DI rumahnya, Santi sedang mempersiapkan makan siang untuk Panji dan anaknya sambil menunggu mereka kembali dari makam. Santi yang sedang menata meja makan sudah biasa jika ada tetangga yang datang hanya untuk menyapa atau menanyakan sesuatu. Namun, Yati berbeda, tetangga depan rumahnya ini terus mendesaknya dengan berbagai pertanyaan dan ucapan yang kurang enak didengar.
"Pantesan anakmu gak mau sama Hasan, seleranya tinggi. Sama yang pejabat itu juga gak jadi mbok ya sadar diri. Nanti disia-sia lagi kasian Mel," ucap Yati merongrong Santi lagi.
"Saya ikuti saja maunya anak bagaimana, yang jalani kan Mel. Semoga ketemu jodoh yang baik," jawab Santi bijak dan santai.
"Itu yang sama Mel calon suaminya yang baru?" tanya Yati lagi.
"Iya, doakan saja semoga lancar. Lagi ke makam Erwin, sebentar lagi juga datang." Santi masih meneruskan aktivitasnya walaupun Yati selalu mengganggu..
"Eh itu mereka datang. Mel, apa kabar?" Yati menghampir Melody yang baru saja masuk ke dalam rumah bersama dengan Panji.
"Eh, Budhe Yati, baik. Ayo duduk ja, santai," kata Melody santai.
"Itu, Mas ganteng gak dikenalin?" Yati melongok ke arah Panji yang duduk di sofa tamu. Rumah Melody memang tidak terlalu besar, dan ruang makan dan ruang tamu di desain tanpa batas tembok dan sejenisnya.
"Saya Panji, salam kenal Budhe," kata Panji menghampiri Yati dan menyalami wanita itu.
"Ganteng, Mel. Yowes, aku pulang dulu," pamit Yati kepada Melody dan Santi yang baru saja keluar dari dapur.
"Udah lama Budhe Yati disini, kok ibu kesel gitu," kata Melody melihat ekspresi jengkel ibunya.
"Gak juga, cuma biasalah masih nguber-nguber kamu biar mau sama anaknya, ibu ngeri aja punya besan kayak dia," ucap Santi sambil mengelus dadanya.
"Maaf, memangnya ada apa, Bu?" tanya Panji ikut berkomentar karena mendengar obrolan keduanya.
"Yati ingin Mel jadi mantunya, kan anaknya udah suka sama Mel dari jaman masih sekolah. Cuma Mel gak mau, terus ibu bisa apa, Nak." Santi memberi penjelasan kepada Panji.

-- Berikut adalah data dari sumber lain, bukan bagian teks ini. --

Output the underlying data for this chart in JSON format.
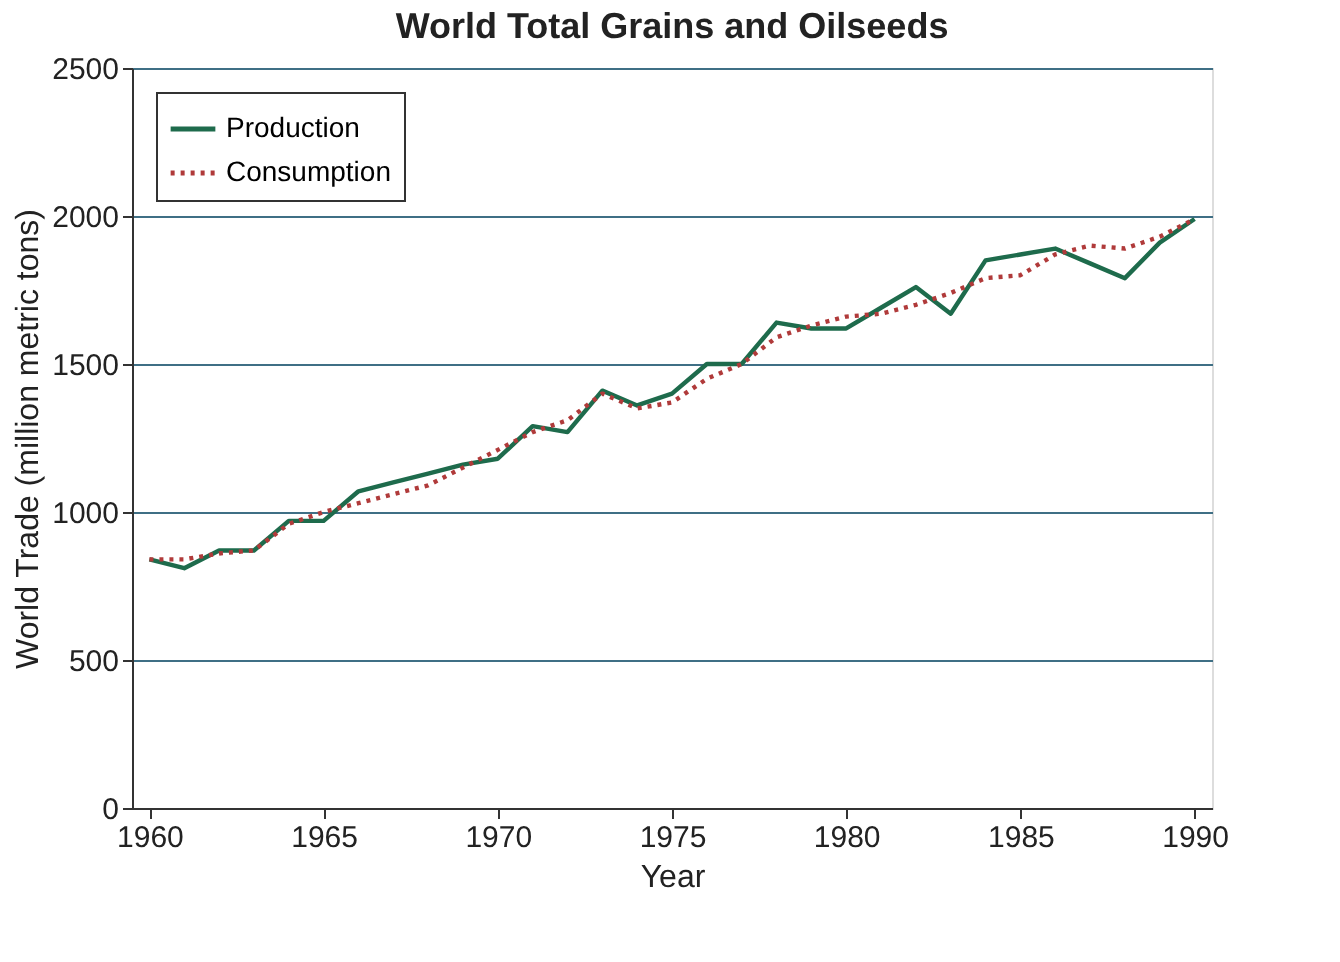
{
  "chart_data": {
    "type": "line",
    "title": "World Total Grains and Oilseeds",
    "xlabel": "Year",
    "ylabel": "World Trade (million metric tons)",
    "x": [
      1960,
      1961,
      1962,
      1963,
      1964,
      1965,
      1966,
      1967,
      1968,
      1969,
      1970,
      1971,
      1972,
      1973,
      1974,
      1975,
      1976,
      1977,
      1978,
      1979,
      1980,
      1981,
      1982,
      1983,
      1984,
      1985,
      1986,
      1987,
      1988,
      1989,
      1990
    ],
    "series": [
      {
        "name": "Production",
        "color": "#1e6b4c",
        "line_style": "solid",
        "values": [
          840,
          810,
          870,
          870,
          970,
          970,
          1070,
          1100,
          1130,
          1160,
          1180,
          1290,
          1270,
          1410,
          1360,
          1400,
          1500,
          1500,
          1640,
          1620,
          1620,
          1690,
          1760,
          1670,
          1850,
          1870,
          1890,
          1840,
          1790,
          1910,
          1990
        ]
      },
      {
        "name": "Consumption",
        "color": "#b03a3a",
        "line_style": "dotted",
        "values": [
          840,
          840,
          860,
          870,
          960,
          1000,
          1030,
          1060,
          1090,
          1150,
          1210,
          1270,
          1310,
          1400,
          1350,
          1370,
          1450,
          1500,
          1590,
          1630,
          1660,
          1670,
          1700,
          1740,
          1790,
          1800,
          1870,
          1900,
          1890,
          1930,
          1990
        ]
      }
    ],
    "xlim": [
      1959.5,
      1990.5
    ],
    "xticks": [
      1960,
      1965,
      1970,
      1975,
      1980,
      1985,
      1990
    ],
    "ylim": [
      0,
      2500
    ],
    "yticks": [
      0,
      500,
      1000,
      1500,
      2000,
      2500
    ],
    "grid": "y",
    "legend": "top left",
    "marker": "none"
  }
}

"Begitu ceritanya, kenapa Mel gak mau Bu?" tanya Panji kepada Santi sambil melirik Melody yang menatapnya tajam.
"Kan waktu itu, Hasan masih pengangguran kalau nikah mau makan apa. Ngandelin orang tua juga Mel gak bakal mau," jawab Santi kepada Panji. Ia meminta Panji duduk di meja makan karena makan siang sudah siap disantap.
"Banyak banget, Bu. Ini semua kesukaan saya." Panji menatap hidangan di meja makan dengan mata berbinar. Ikan Gurame goreng dan sayur sawi tumis lengkap dengan sambal memang sayang jika dilewatkan begitu saja.

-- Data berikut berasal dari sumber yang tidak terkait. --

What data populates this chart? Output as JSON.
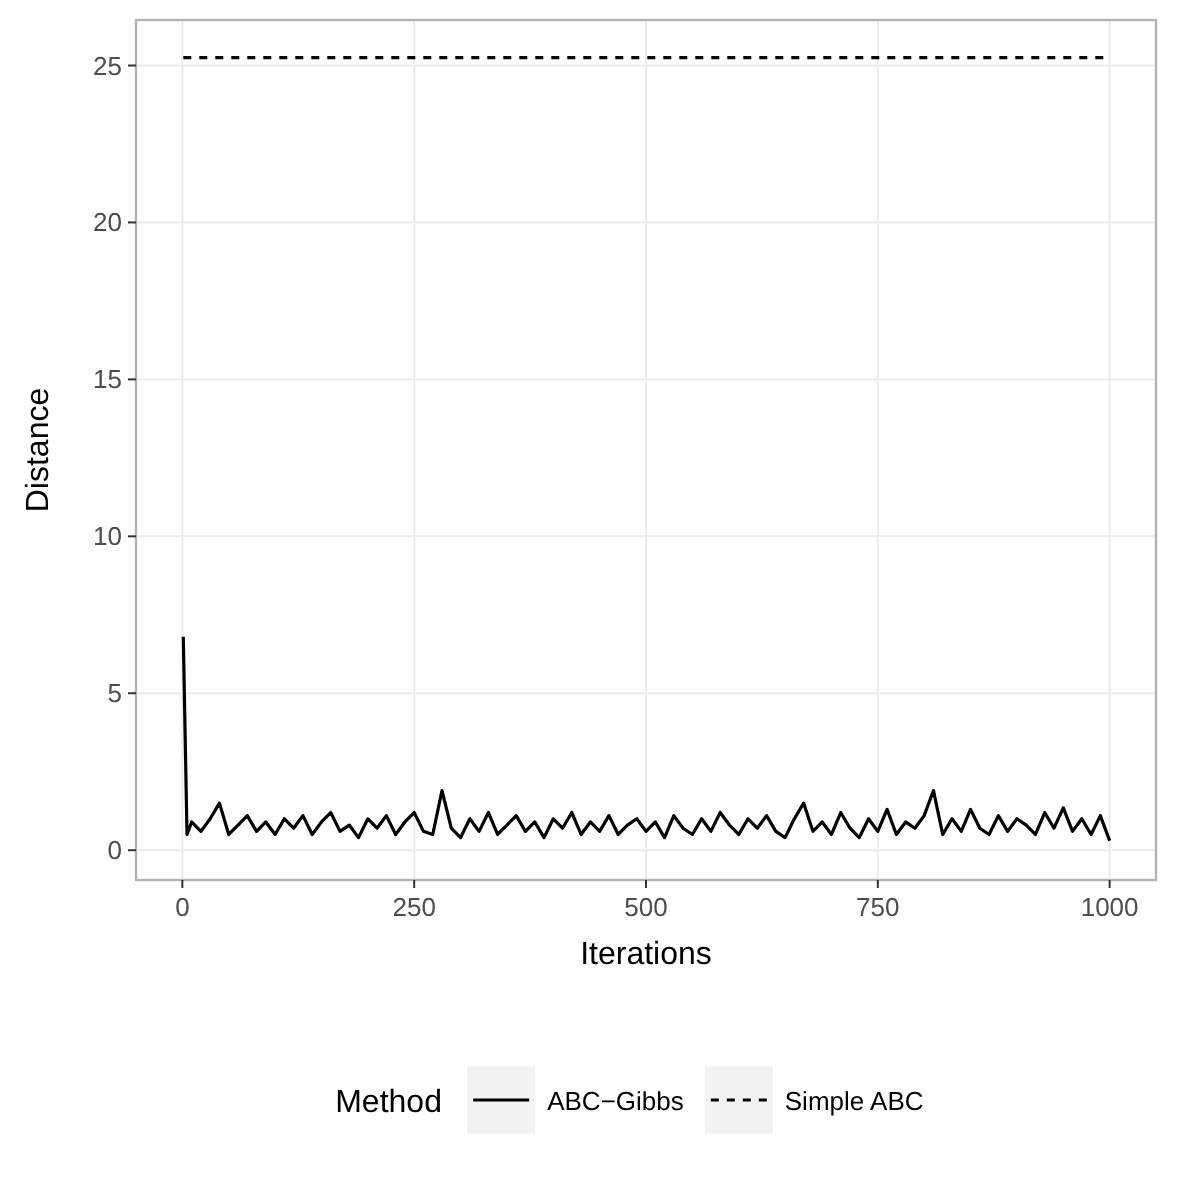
{
  "chart_data": {
    "type": "line",
    "xlabel": "Iterations",
    "ylabel": "Distance",
    "legend_title": "Method",
    "legend": "bottom",
    "grid": true,
    "xlim": [
      -50,
      1050
    ],
    "xticks": [
      0,
      250,
      500,
      750,
      1000
    ],
    "ylim": [
      -0.95,
      26.45
    ],
    "yticks": [
      0,
      5,
      10,
      15,
      20,
      25
    ],
    "series": [
      {
        "name": "ABC−Gibbs",
        "color": "#000000",
        "line_style": "solid",
        "x": [
          1,
          5,
          10,
          20,
          30,
          40,
          50,
          60,
          70,
          80,
          90,
          100,
          110,
          120,
          130,
          140,
          150,
          160,
          170,
          180,
          190,
          200,
          210,
          220,
          230,
          240,
          250,
          260,
          270,
          280,
          290,
          300,
          310,
          320,
          330,
          340,
          350,
          360,
          370,
          380,
          390,
          400,
          410,
          420,
          430,
          440,
          450,
          460,
          470,
          480,
          490,
          500,
          510,
          520,
          530,
          540,
          550,
          560,
          570,
          580,
          590,
          600,
          610,
          620,
          630,
          640,
          650,
          660,
          670,
          680,
          690,
          700,
          710,
          720,
          730,
          740,
          750,
          760,
          770,
          780,
          790,
          800,
          810,
          820,
          830,
          840,
          850,
          860,
          870,
          880,
          890,
          900,
          910,
          920,
          930,
          940,
          950,
          960,
          970,
          980,
          990,
          1000
        ],
        "values": [
          6.8,
          0.5,
          0.9,
          0.6,
          1.0,
          1.5,
          0.5,
          0.8,
          1.1,
          0.6,
          0.9,
          0.5,
          1.0,
          0.7,
          1.1,
          0.5,
          0.9,
          1.2,
          0.6,
          0.8,
          0.4,
          1.0,
          0.7,
          1.1,
          0.5,
          0.9,
          1.2,
          0.6,
          0.5,
          1.9,
          0.7,
          0.4,
          1.0,
          0.6,
          1.2,
          0.5,
          0.8,
          1.1,
          0.6,
          0.9,
          0.4,
          1.0,
          0.7,
          1.2,
          0.5,
          0.9,
          0.6,
          1.1,
          0.5,
          0.8,
          1.0,
          0.6,
          0.9,
          0.4,
          1.1,
          0.7,
          0.5,
          1.0,
          0.6,
          1.2,
          0.8,
          0.5,
          1.0,
          0.7,
          1.1,
          0.6,
          0.4,
          1.0,
          1.5,
          0.6,
          0.9,
          0.5,
          1.2,
          0.7,
          0.4,
          1.0,
          0.6,
          1.3,
          0.5,
          0.9,
          0.7,
          1.1,
          1.9,
          0.5,
          1.0,
          0.6,
          1.3,
          0.7,
          0.5,
          1.1,
          0.6,
          1.0,
          0.8,
          0.5,
          1.2,
          0.7,
          1.35,
          0.6,
          1.0,
          0.5,
          1.1,
          0.3
        ]
      },
      {
        "name": "Simple ABC",
        "color": "#000000",
        "line_style": "dashed",
        "x": [
          1,
          1000
        ],
        "values": [
          25.25,
          25.25
        ]
      }
    ]
  }
}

"Nggak banyak, ayo makan dulu." Santi mengambilkan nasi untuk Panji dan melody bergantian. Suasana kekeluargaan yang sudah lama Panji rindukan, istrinya terlalu sibuk mengejar karir yang tidak ada habisnya. Terkadang, ia merasa kesepian di tengah limpahan harta yang ia miliki.

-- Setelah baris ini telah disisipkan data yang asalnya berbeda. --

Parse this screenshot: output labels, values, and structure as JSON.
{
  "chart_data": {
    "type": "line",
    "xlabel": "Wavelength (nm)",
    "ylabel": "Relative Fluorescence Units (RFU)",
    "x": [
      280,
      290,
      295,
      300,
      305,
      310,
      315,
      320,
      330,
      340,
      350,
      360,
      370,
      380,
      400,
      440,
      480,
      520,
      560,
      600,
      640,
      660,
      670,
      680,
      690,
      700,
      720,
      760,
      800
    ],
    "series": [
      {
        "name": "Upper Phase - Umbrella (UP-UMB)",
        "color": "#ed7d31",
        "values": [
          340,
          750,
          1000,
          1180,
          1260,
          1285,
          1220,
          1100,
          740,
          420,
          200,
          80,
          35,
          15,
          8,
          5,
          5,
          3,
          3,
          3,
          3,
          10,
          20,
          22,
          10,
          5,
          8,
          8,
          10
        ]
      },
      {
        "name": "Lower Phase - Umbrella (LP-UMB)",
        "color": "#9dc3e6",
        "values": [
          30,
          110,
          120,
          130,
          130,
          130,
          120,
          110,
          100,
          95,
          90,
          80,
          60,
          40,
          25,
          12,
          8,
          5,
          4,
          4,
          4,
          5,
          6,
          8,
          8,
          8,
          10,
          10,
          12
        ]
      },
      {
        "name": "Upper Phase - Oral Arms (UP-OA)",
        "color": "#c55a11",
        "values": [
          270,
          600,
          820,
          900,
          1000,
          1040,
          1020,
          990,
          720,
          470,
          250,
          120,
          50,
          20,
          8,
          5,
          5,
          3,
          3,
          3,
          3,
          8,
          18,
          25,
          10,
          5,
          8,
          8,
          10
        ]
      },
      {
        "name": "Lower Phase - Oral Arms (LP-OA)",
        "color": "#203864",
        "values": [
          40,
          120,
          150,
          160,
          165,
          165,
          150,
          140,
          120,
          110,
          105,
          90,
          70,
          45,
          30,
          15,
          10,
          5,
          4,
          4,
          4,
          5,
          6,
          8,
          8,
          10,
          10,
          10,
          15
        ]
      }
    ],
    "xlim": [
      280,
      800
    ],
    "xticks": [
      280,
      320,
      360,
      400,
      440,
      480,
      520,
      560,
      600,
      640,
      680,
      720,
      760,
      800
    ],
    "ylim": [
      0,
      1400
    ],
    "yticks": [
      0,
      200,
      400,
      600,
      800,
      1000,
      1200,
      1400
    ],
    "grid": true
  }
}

Santi dan Panji semakin dekat, dua hari ini benar-benar mereka gunakan untuk saling mengenal satu sama lain. Panji mendapatkan kehangatan cinta yang tulus dari ibu dan anak itu. Dan Santi merasa merasa dihargai sebagai orang tua di depan Panji, walaupun ia bukan dari keluarga berada.
"Bu, apa yang kirim buket bunga itu pernah kesini?" tanya Melody kepada ibunya. Sudah sekian tahun, pengirim buket bunga tersebut tidak menunjukkan batang hidungnya di depannya atau sang ibu.
"Sepertinya tadi datang sebelum Mel masuk sama Mas Panji, siap ya Bu wanita itu," kata Melody penasaran.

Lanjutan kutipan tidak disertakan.